Chapters 2 to 5 deal extensively with diagnosis including differential diagnosis, and specific guidelines for treatment, each for a specific level of severity (mild, moderate, severe). They are illustrated using case examples. Chapter 6 discusses the handling of accusations of sexual abuse in the context of conflicts relating to custody and access rights. Chapter 7, "Reunification Planning and Therapy" presents an effective approach to rebuilding family relationships, even in seemingly hopeless cases where contact has been lost for many years. Chapter 8 describes from start to finish a highly complex custody conflict with Parental Alienation and alleged physical abuse. This case is used to explain in detail the methods for the pre-trial preparation of criminal and family law proceedings. Factual evidence from the case are combined with evidence-based scientific data on the manipulation of children's memory, the suggestibility of children, the impact of interview techniques, and delayed statements by children. The chapter clearly highlights the contrast between legal practice in the United States and in other countries like for instance in Germany or in England, as well as demonstrating the need for scientifically sound methods to separate the "wheat from the chaff" (real vs. false memories).

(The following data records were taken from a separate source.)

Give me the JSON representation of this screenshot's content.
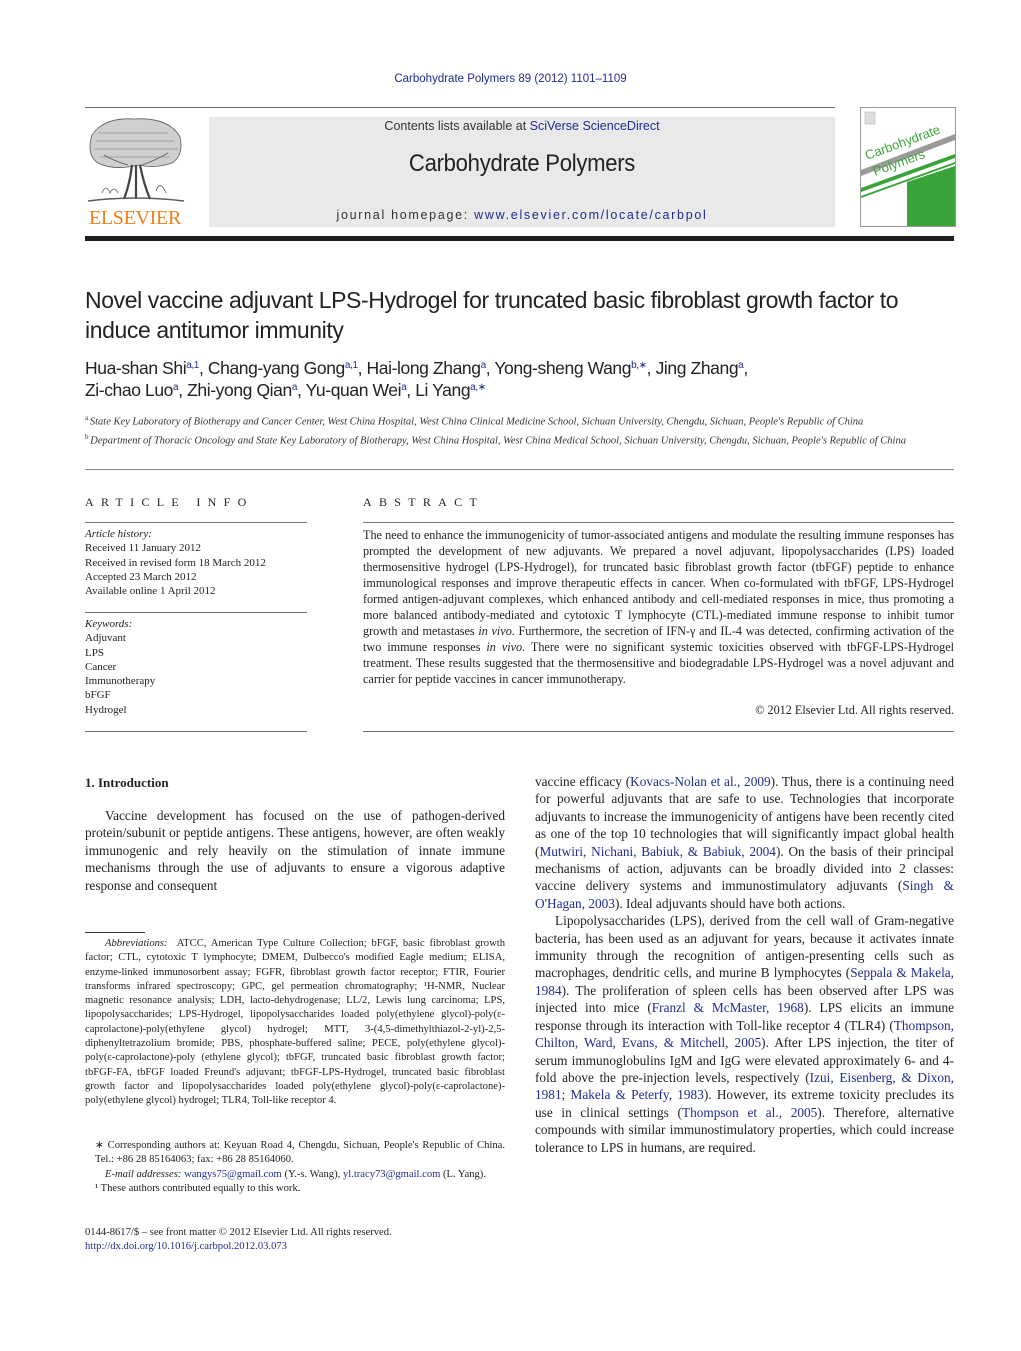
{
  "header": {
    "journal_reference": "Carbohydrate Polymers 89 (2012) 1101–1109",
    "publisher_logo_text": "ELSEVIER",
    "contents_prefix": "Contents lists available at ",
    "contents_link": "SciVerse ScienceDirect",
    "journal_title": "Carbohydrate Polymers",
    "homepage_prefix": "journal homepage: ",
    "homepage_link": "www.elsevier.com/locate/carbpol",
    "cover_title_line1": "Carbohydrate",
    "cover_title_line2": "Polymers",
    "colors": {
      "link": "#1f2c8f",
      "elsevier_orange": "#f07f1a",
      "cover_green": "#3aa43a",
      "masthead_gray": "#e9e9e9"
    }
  },
  "article": {
    "title": "Novel vaccine adjuvant LPS-Hydrogel for truncated basic fibroblast growth factor to induce antitumor immunity",
    "authors": [
      {
        "name": "Hua-shan Shi",
        "sup": "a,1"
      },
      {
        "name": "Chang-yang Gong",
        "sup": "a,1"
      },
      {
        "name": "Hai-long Zhang",
        "sup": "a"
      },
      {
        "name": "Yong-sheng Wang",
        "sup": "b,∗"
      },
      {
        "name": "Jing Zhang",
        "sup": "a"
      },
      {
        "name": "Zi-chao Luo",
        "sup": "a"
      },
      {
        "name": "Zhi-yong Qian",
        "sup": "a"
      },
      {
        "name": "Yu-quan Wei",
        "sup": "a"
      },
      {
        "name": "Li Yang",
        "sup": "a,∗"
      }
    ],
    "affiliations": [
      {
        "key": "a",
        "text": "State Key Laboratory of Biotherapy and Cancer Center, West China Hospital, West China Clinical Medicine School, Sichuan University, Chengdu, Sichuan, People's Republic of China"
      },
      {
        "key": "b",
        "text": "Department of Thoracic Oncology and State Key Laboratory of Biotherapy, West China Hospital, West China Medical School, Sichuan University, Chengdu, Sichuan, People's Republic of China"
      }
    ]
  },
  "article_info": {
    "heading": "ARTICLE INFO",
    "history_label": "Article history:",
    "history": [
      "Received 11 January 2012",
      "Received in revised form 18 March 2012",
      "Accepted 23 March 2012",
      "Available online 1 April 2012"
    ],
    "keywords_label": "Keywords:",
    "keywords": [
      "Adjuvant",
      "LPS",
      "Cancer",
      "Immunotherapy",
      "bFGF",
      "Hydrogel"
    ]
  },
  "abstract": {
    "heading": "ABSTRACT",
    "part1": "The need to enhance the immunogenicity of tumor-associated antigens and modulate the resulting immune responses has prompted the development of new adjuvants. We prepared a novel adjuvant, lipopolysaccharides (LPS) loaded thermosensitive hydrogel (LPS-Hydrogel), for truncated basic fibroblast growth factor (tbFGF) peptide to enhance immunological responses and improve therapeutic effects in cancer. When co-formulated with tbFGF, LPS-Hydrogel formed antigen-adjuvant complexes, which enhanced antibody and cell-mediated responses in mice, thus promoting a more balanced antibody-mediated and cytotoxic T lymphocyte (CTL)-mediated immune response to inhibit tumor growth and metastases ",
    "italic1": "in vivo",
    "part2": ". Furthermore, the secretion of IFN-γ and IL-4 was detected, confirming activation of the two immune responses ",
    "italic2": "in vivo",
    "part3": ". There were no significant systemic toxicities observed with tbFGF-LPS-Hydrogel treatment. These results suggested that the thermosensitive and biodegradable LPS-Hydrogel was a novel adjuvant and carrier for peptide vaccines in cancer immunotherapy.",
    "copyright": "© 2012 Elsevier Ltd. All rights reserved."
  },
  "introduction": {
    "heading": "1.  Introduction",
    "left_paragraph": "Vaccine development has focused on the use of pathogen-derived protein/subunit or peptide antigens. These antigens, however, are often weakly immunogenic and rely heavily on the stimulation of innate immune mechanisms through the use of adjuvants to ensure a vigorous adaptive response and consequent",
    "right_p1": [
      {
        "t": "vaccine efficacy ("
      },
      {
        "t": "Kovacs-Nolan et al., 2009",
        "link": true
      },
      {
        "t": "). Thus, there is a continuing need for powerful adjuvants that are safe to use. Technologies that incorporate adjuvants to increase the immunogenicity of antigens have been recently cited as one of the top 10 technologies that will significantly impact global health ("
      },
      {
        "t": "Mutwiri, Nichani, Babiuk, & Babiuk, 2004",
        "link": true
      },
      {
        "t": "). On the basis of their principal mechanisms of action, adjuvants can be broadly divided into 2 classes: vaccine delivery systems and immunostimulatory adjuvants ("
      },
      {
        "t": "Singh & O'Hagan, 2003",
        "link": true
      },
      {
        "t": "). Ideal adjuvants should have both actions."
      }
    ],
    "right_p2": [
      {
        "t": "Lipopolysaccharides (LPS), derived from the cell wall of Gram-negative bacteria, has been used as an adjuvant for years, because it activates innate immunity through the recognition of antigen-presenting cells such as macrophages, dendritic cells, and murine B lymphocytes ("
      },
      {
        "t": "Seppala & Makela, 1984",
        "link": true
      },
      {
        "t": "). The proliferation of spleen cells has been observed after LPS was injected into mice ("
      },
      {
        "t": "Franzl & McMaster, 1968",
        "link": true
      },
      {
        "t": "). LPS elicits an immune response through its interaction with Toll-like receptor 4 (TLR4) ("
      },
      {
        "t": "Thompson, Chilton, Ward, Evans, & Mitchell, 2005",
        "link": true
      },
      {
        "t": "). After LPS injection, the titer of serum immunoglobulins IgM and IgG were elevated approximately 6- and 4-fold above the pre-injection levels, respectively ("
      },
      {
        "t": "Izui, Eisenberg, & Dixon, 1981; Makela & Peterfy, 1983",
        "link": true
      },
      {
        "t": "). However, its extreme toxicity precludes its use in clinical settings ("
      },
      {
        "t": "Thompson et al., 2005",
        "link": true
      },
      {
        "t": "). Therefore, alternative compounds with similar immunostimulatory properties, which could increase tolerance to LPS in humans, are required."
      }
    ]
  },
  "footnotes": {
    "abbreviations_label": "Abbreviations:",
    "abbreviations_text": "ATCC, American Type Culture Collection; bFGF, basic fibroblast growth factor; CTL, cytotoxic T lymphocyte; DMEM, Dulbecco's modified Eagle medium; ELISA, enzyme-linked immunosorbent assay; FGFR, fibroblast growth factor receptor; FTIR, Fourier transforms infrared spectroscopy; GPC, gel permeation chromatography; ¹H-NMR, Nuclear magnetic resonance analysis; LDH, lacto-dehydrogenase; LL/2, Lewis lung carcinoma; LPS, lipopolysaccharides; LPS-Hydrogel, lipopolysaccharides loaded poly(ethylene glycol)-poly(ε-caprolactone)-poly(ethylene glycol) hydrogel; MTT, 3-(4,5-dimethylthiazol-2-yl)-2,5-diphenyltetrazolium bromide; PBS, phosphate-buffered saline; PECE, poly(ethylene glycol)-poly(ε-caprolactone)-poly (ethylene glycol); tbFGF, truncated basic fibroblast growth factor; tbFGF-FA, tbFGF loaded Freund's adjuvant; tbFGF-LPS-Hydrogel, truncated basic fibroblast growth factor and lipopolysaccharides loaded poly(ethylene glycol)-poly(ε-caprolactone)-poly(ethylene glycol) hydrogel; TLR4, Toll-like receptor 4.",
    "corresponding": "∗ Corresponding authors at: Keyuan Road 4, Chengdu, Sichuan, People's Republic of China. Tel.: +86 28 85164063; fax: +86 28 85164060.",
    "email_label": "E-mail addresses:",
    "email1": "wangys75@gmail.com",
    "email1_owner": " (Y.-s. Wang), ",
    "email2": "yl.tracy73@gmail.com",
    "email2_owner": " (L. Yang).",
    "equal_contribution": "¹  These authors contributed equally to this work.",
    "front_matter": "0144-8617/$ – see front matter © 2012 Elsevier Ltd. All rights reserved.",
    "doi": "http://dx.doi.org/10.1016/j.carbpol.2012.03.073"
  }
}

Many US and Canadian family courts (see the case studies in Chapter 12 and on the accompanying CD) recognise Parental Alienation as a valid and reliable scientific concept, based on the statements and opinions of experts from clinical, medical and psychological research.
Chapter 13 cites examples from different continents to show that Parental Alienation is a global phenomenon. It describes, for instance, the developments in Europe, including rulings on Parental Alienation by the Strasbourg-based European Court of Human Rights (ECHR). One section of the chapter discusses in detail the situation in Germany, where internationally known (peer-reviewed) publications on Parental Alienation are still not receiving enough attention.
Chapter 14 discusses in detail the 2010 Brazilian law L12318 on Parental Alienation, which is intended to counteract early the effects of the alienation process.
In Chapter 16 an experienced family judge relates how difficult and unpopular cases involving Parental Alienation are. She presents strategies for lawyers and judges to successfully resolve such cases, which, however, require the acquisition of specialist knowledge.
This book is currently still the most up-to-date publication on Parental Alienation and recommended for all professionals dealing with children in high-conflict divorces - anywhere in the world! Political actors and the World Health Organisation (WHO) could do much to help stop Parental Alienation from spreading further endemically with rising divorce rates [16,19-22].